Question

The temperature at which the speed of sound in air becomes double of its value at ${0^ \circ }C$ is
a) $273K$
b) $546K$
c) $1092K$
d) $0K$

Answer 1

Hint:The speed of sound in a solid depends on the Young’s modulus of the medium and also speed of sound is inversely proportional to the root of molecular mass. Speed of sound depends on the density of the material, and the density depends on the temperature.

Complete step by step answer:
In an ideal gas, the equation speed of the sound in air is given by

$v = \sqrt {\dfrac{{\gamma RT}}{M}} $ ……………...( 1)

In this formula, $\gamma $ is the adiabatic index at room temperature (value depends on material to material) which is constant for air, \[R{\text{ }} = {\text{ }}8.31{\text{ }}J/mol{\text{ }} \cdot K\] is the gas constant, $T$ is the absolute temperature in kelvins, and $M$ is the molecular mass.
Velocity of sound is given by

$v \propto \sqrt T $.........................(2)
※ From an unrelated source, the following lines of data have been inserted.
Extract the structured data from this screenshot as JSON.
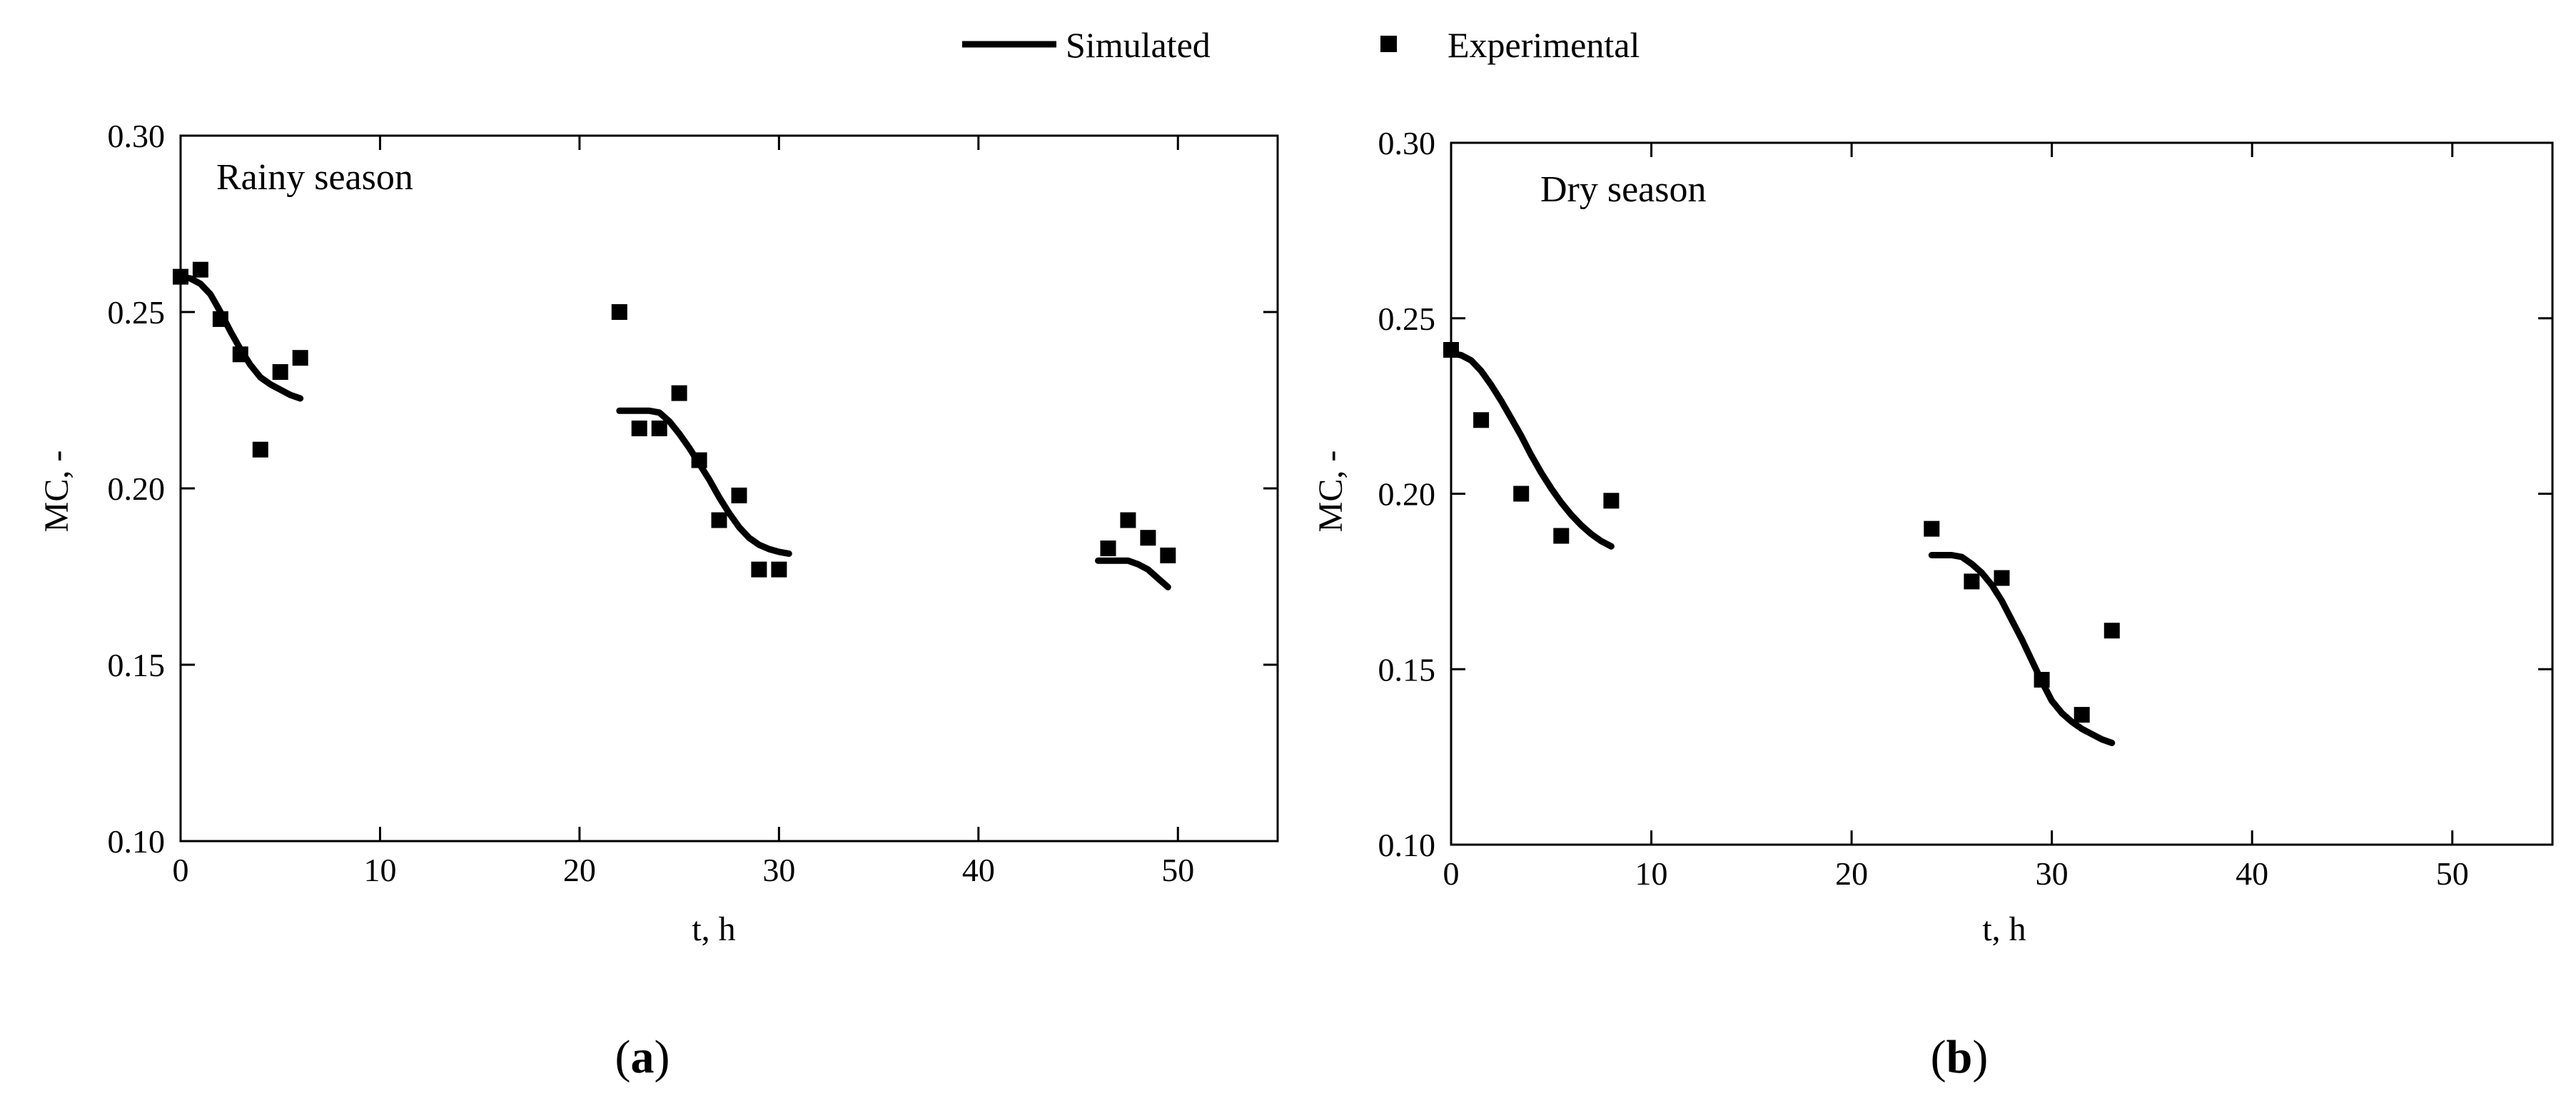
{
  "legend": {
    "simulated_label": "Simulated",
    "experimental_label": "Experimental"
  },
  "colors": {
    "ink": "#000000",
    "background": "#ffffff"
  },
  "chart_data": [
    {
      "type": "line",
      "panel_label": {
        "prefix": "(",
        "letter": "a",
        "suffix": ")"
      },
      "annotation": "Rainy season",
      "xlabel": "t, h",
      "ylabel": "MC, -",
      "xlim": [
        0,
        55
      ],
      "ylim": [
        0.1,
        0.3
      ],
      "xticks": [
        0,
        10,
        20,
        30,
        40,
        50
      ],
      "yticks": [
        0.1,
        0.15,
        0.2,
        0.25,
        0.3
      ],
      "ytick_labels": [
        "0.10",
        "0.15",
        "0.20",
        "0.25",
        "0.30"
      ],
      "series": [
        {
          "name": "Simulated",
          "kind": "line",
          "segments": [
            {
              "x": [
                0,
                0.5,
                1,
                1.5,
                2,
                2.5,
                3,
                3.5,
                4,
                4.5,
                5,
                5.5,
                6
              ],
              "y": [
                0.26,
                0.2595,
                0.258,
                0.255,
                0.25,
                0.2445,
                0.2395,
                0.235,
                0.2315,
                0.2295,
                0.228,
                0.2265,
                0.2255
              ]
            },
            {
              "x": [
                22,
                22.5,
                23,
                23.5,
                24,
                24.5,
                25,
                25.5,
                26,
                26.5,
                27,
                27.5,
                28,
                28.5,
                29,
                29.5,
                30,
                30.5
              ],
              "y": [
                0.222,
                0.222,
                0.222,
                0.222,
                0.2215,
                0.219,
                0.2155,
                0.2115,
                0.207,
                0.2025,
                0.1975,
                0.193,
                0.189,
                0.186,
                0.184,
                0.1828,
                0.182,
                0.1815
              ]
            },
            {
              "x": [
                46,
                46.5,
                47,
                47.5,
                48,
                48.5,
                49,
                49.5
              ],
              "y": [
                0.1795,
                0.1795,
                0.1795,
                0.1795,
                0.1785,
                0.177,
                0.1745,
                0.172
              ]
            }
          ]
        },
        {
          "name": "Experimental",
          "kind": "scatter",
          "x": [
            0,
            1,
            2,
            3,
            4,
            5,
            6,
            22,
            23,
            24,
            25,
            26,
            27,
            28,
            29,
            30,
            46.5,
            47.5,
            48.5,
            49.5
          ],
          "y": [
            0.26,
            0.262,
            0.248,
            0.238,
            0.211,
            0.233,
            0.237,
            0.25,
            0.217,
            0.217,
            0.227,
            0.208,
            0.191,
            0.198,
            0.177,
            0.177,
            0.183,
            0.191,
            0.186,
            0.181
          ]
        }
      ]
    },
    {
      "type": "line",
      "panel_label": {
        "prefix": "(",
        "letter": "b",
        "suffix": ")"
      },
      "annotation": "Dry season",
      "xlabel": "t, h",
      "ylabel": "MC, -",
      "xlim": [
        0,
        55
      ],
      "ylim": [
        0.1,
        0.3
      ],
      "xticks": [
        0,
        10,
        20,
        30,
        40,
        50
      ],
      "yticks": [
        0.1,
        0.15,
        0.2,
        0.25,
        0.3
      ],
      "ytick_labels": [
        "0.10",
        "0.15",
        "0.20",
        "0.25",
        "0.30"
      ],
      "series": [
        {
          "name": "Simulated",
          "kind": "line",
          "segments": [
            {
              "x": [
                0,
                0.5,
                1,
                1.5,
                2,
                2.5,
                3,
                3.5,
                4,
                4.5,
                5,
                5.5,
                6,
                6.5,
                7,
                7.5,
                8
              ],
              "y": [
                0.24,
                0.2395,
                0.238,
                0.235,
                0.231,
                0.2265,
                0.2215,
                0.2165,
                0.211,
                0.206,
                0.2015,
                0.1975,
                0.194,
                0.191,
                0.1885,
                0.1865,
                0.185
              ]
            },
            {
              "x": [
                24,
                24.5,
                25,
                25.5,
                26,
                26.5,
                27,
                27.5,
                28,
                28.5,
                29,
                29.5,
                30,
                30.5,
                31,
                31.5,
                32,
                32.5,
                33
              ],
              "y": [
                0.1825,
                0.1825,
                0.1825,
                0.182,
                0.18,
                0.1775,
                0.174,
                0.1695,
                0.164,
                0.1585,
                0.1525,
                0.1465,
                0.141,
                0.1375,
                0.135,
                0.133,
                0.1315,
                0.13,
                0.129
              ]
            }
          ]
        },
        {
          "name": "Experimental",
          "kind": "scatter",
          "x": [
            0,
            1.5,
            3.5,
            5.5,
            8,
            24,
            26,
            27.5,
            29.5,
            31.5,
            33
          ],
          "y": [
            0.241,
            0.221,
            0.2,
            0.188,
            0.198,
            0.19,
            0.175,
            0.176,
            0.147,
            0.137,
            0.161
          ]
        }
      ]
    }
  ]
}
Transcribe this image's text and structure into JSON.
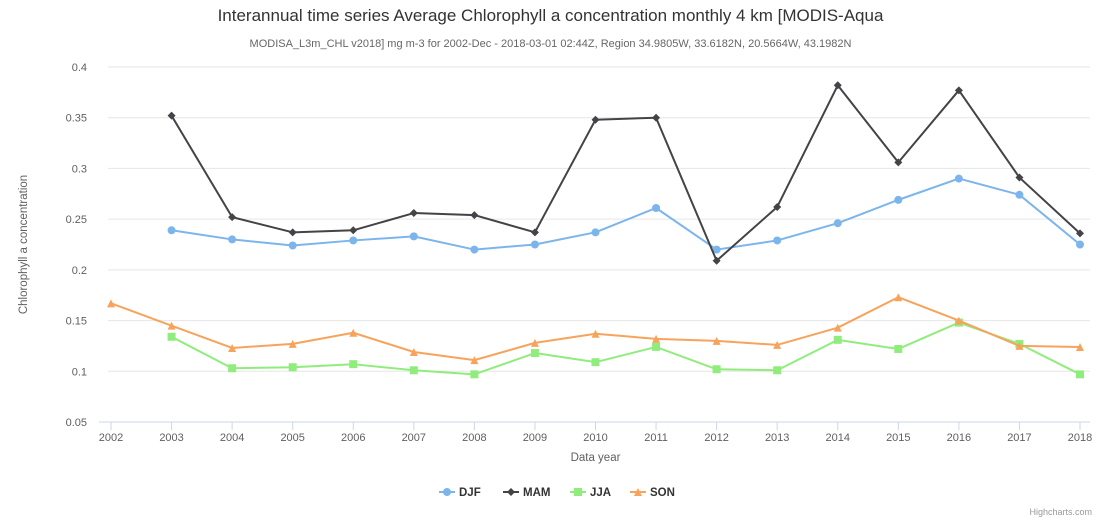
{
  "chart_data": {
    "type": "line",
    "title": "Interannual time series Average Chlorophyll a concentration monthly 4 km [MODIS-Aqua",
    "subtitle": "MODISA_L3m_CHL v2018] mg m-3 for 2002-Dec - 2018-03-01 02:44Z, Region 34.9805W, 33.6182N, 20.5664W, 43.1982N",
    "xlabel": "Data year",
    "ylabel": "Chlorophyll a concentration",
    "categories": [
      "2002",
      "2003",
      "2004",
      "2005",
      "2006",
      "2007",
      "2008",
      "2009",
      "2010",
      "2011",
      "2012",
      "2013",
      "2014",
      "2015",
      "2016",
      "2017",
      "2018"
    ],
    "yticks": [
      "0.05",
      "0.1",
      "0.15",
      "0.2",
      "0.25",
      "0.3",
      "0.35",
      "0.4"
    ],
    "ylim": [
      0.05,
      0.4
    ],
    "grid": true,
    "legend_position": "bottom-center",
    "series": [
      {
        "name": "DJF",
        "color": "#7cb5ec",
        "marker": "circle",
        "values": [
          null,
          0.239,
          0.23,
          0.224,
          0.229,
          0.233,
          0.22,
          0.225,
          0.237,
          0.261,
          0.22,
          0.229,
          0.246,
          0.269,
          0.29,
          0.274,
          0.225
        ]
      },
      {
        "name": "MAM",
        "color": "#434348",
        "marker": "diamond",
        "values": [
          null,
          0.352,
          0.252,
          0.237,
          0.239,
          0.256,
          0.254,
          0.237,
          0.348,
          0.35,
          0.209,
          0.262,
          0.382,
          0.306,
          0.377,
          0.291,
          0.236
        ]
      },
      {
        "name": "JJA",
        "color": "#90ed7d",
        "marker": "square",
        "values": [
          null,
          0.134,
          0.103,
          0.104,
          0.107,
          0.101,
          0.097,
          0.118,
          0.109,
          0.124,
          0.102,
          0.101,
          0.131,
          0.122,
          0.148,
          0.127,
          0.097
        ]
      },
      {
        "name": "SON",
        "color": "#f7a35c",
        "marker": "triangle",
        "values": [
          0.167,
          0.145,
          0.123,
          0.127,
          0.138,
          0.119,
          0.111,
          0.128,
          0.137,
          0.132,
          0.13,
          0.126,
          0.143,
          0.173,
          0.15,
          0.125,
          0.124
        ]
      }
    ]
  },
  "credits": "Highcharts.com"
}
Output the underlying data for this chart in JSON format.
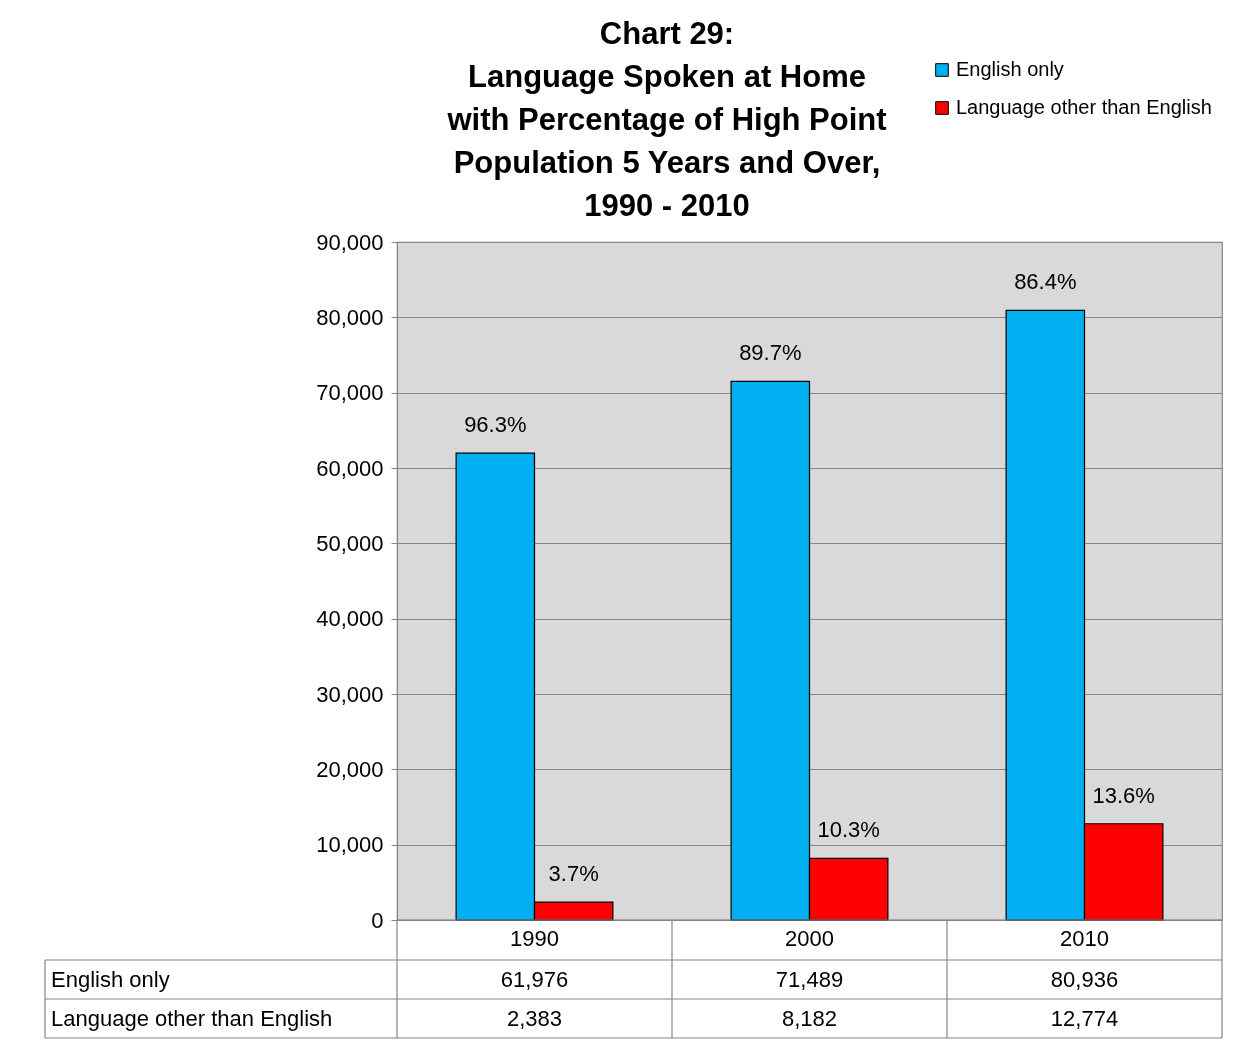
{
  "chart_data": {
    "type": "bar",
    "title": [
      "Chart 29:",
      "Language Spoken at Home",
      "with Percentage of High Point",
      "Population 5 Years and Over,",
      "1990 - 2010"
    ],
    "categories": [
      "1990",
      "2000",
      "2010"
    ],
    "series": [
      {
        "name": "English only",
        "color": "#00b0f0",
        "values": [
          61976,
          71489,
          80936
        ],
        "value_labels": [
          "61,976",
          "71,489",
          "80,936"
        ]
      },
      {
        "name": "Language other than English",
        "color": "#ff0000",
        "values": [
          2383,
          8182,
          12774
        ],
        "value_labels": [
          "2,383",
          "8,182",
          "12,774"
        ]
      }
    ],
    "annotations": [
      {
        "text": "96.3%",
        "x": "1990",
        "y": 61976
      },
      {
        "text": "89.7%",
        "x": "2000",
        "y": 71489
      },
      {
        "text": "86.4%",
        "x": "2010",
        "y": 80936
      },
      {
        "text": "3.7%",
        "x": "1990",
        "y": 2383
      },
      {
        "text": "10.3%",
        "x": "2000",
        "y": 8182
      },
      {
        "text": "13.6%",
        "x": "2010",
        "y": 12774
      }
    ],
    "ylim": [
      0,
      90000
    ],
    "yticks": [
      0,
      {
        "value": 10000,
        "label": "10,000"
      },
      {
        "value": 20000,
        "label": "20,000"
      },
      {
        "value": 30000,
        "label": "30,000"
      },
      {
        "value": 40000,
        "label": "40,000"
      },
      {
        "value": 50000,
        "label": "50,000"
      },
      {
        "value": 60000,
        "label": "60,000"
      },
      {
        "value": 70000,
        "label": "70,000"
      },
      {
        "value": 80000,
        "label": "80,000"
      },
      {
        "value": 90000,
        "label": "90,000"
      }
    ],
    "grid": "y",
    "legend": "top right"
  }
}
$\gamma ,R$, and $M$ are constant,

According to given statement,
Speed of sound in air become double,

say ${v_1}$ =$2 \times {v_s}$ at ${0^ \circ }C$
$\dfrac{{{v_1}}}{{{v_2}}} = \sqrt {\dfrac{{{T_1}}}{{{T_2}}}} $ ……………...(3)

Now, $\dfrac{{{v_1}}}{{{v_{{0^ \circ }c}}}} = 2$ (Speed of sound become double)
Temperature conversion, ${0^ \circ }C$ to Kelvin $({0^ \circ }C + 273.15) = 273.15K$

$2 = \sqrt {\dfrac{{{T_1}}}{{{0^ \circ } + 273.15}}} $ ………………...(4)
${(2)^2} = \dfrac{{{T_1}}}{{273.15}}$
$4 = \dfrac{{{T_1}}}{{273.15}}$

Now Solving above equation we get,

$\dfrac{4}{1} = \dfrac{{{T_1}}}{{273.15K}}$................( 5)

Cross multiply equation (5)
$\begin{gathered}
  4 \times 273.15 = {T_1} \\
  {T_1} = 1092.6K \\
\end{gathered} $

 Hence, The speed of sound will double at temperature of $1092.6K$

So, The correct option is C

Note: The speed of sound is variable and depends on the properties of the substance through which the wave is travelling. In solids, the speed of transverse waves depends on the shear deformation under shear stress, and the density of the medium. For air at sea level, the speed of sound is$331m/s$.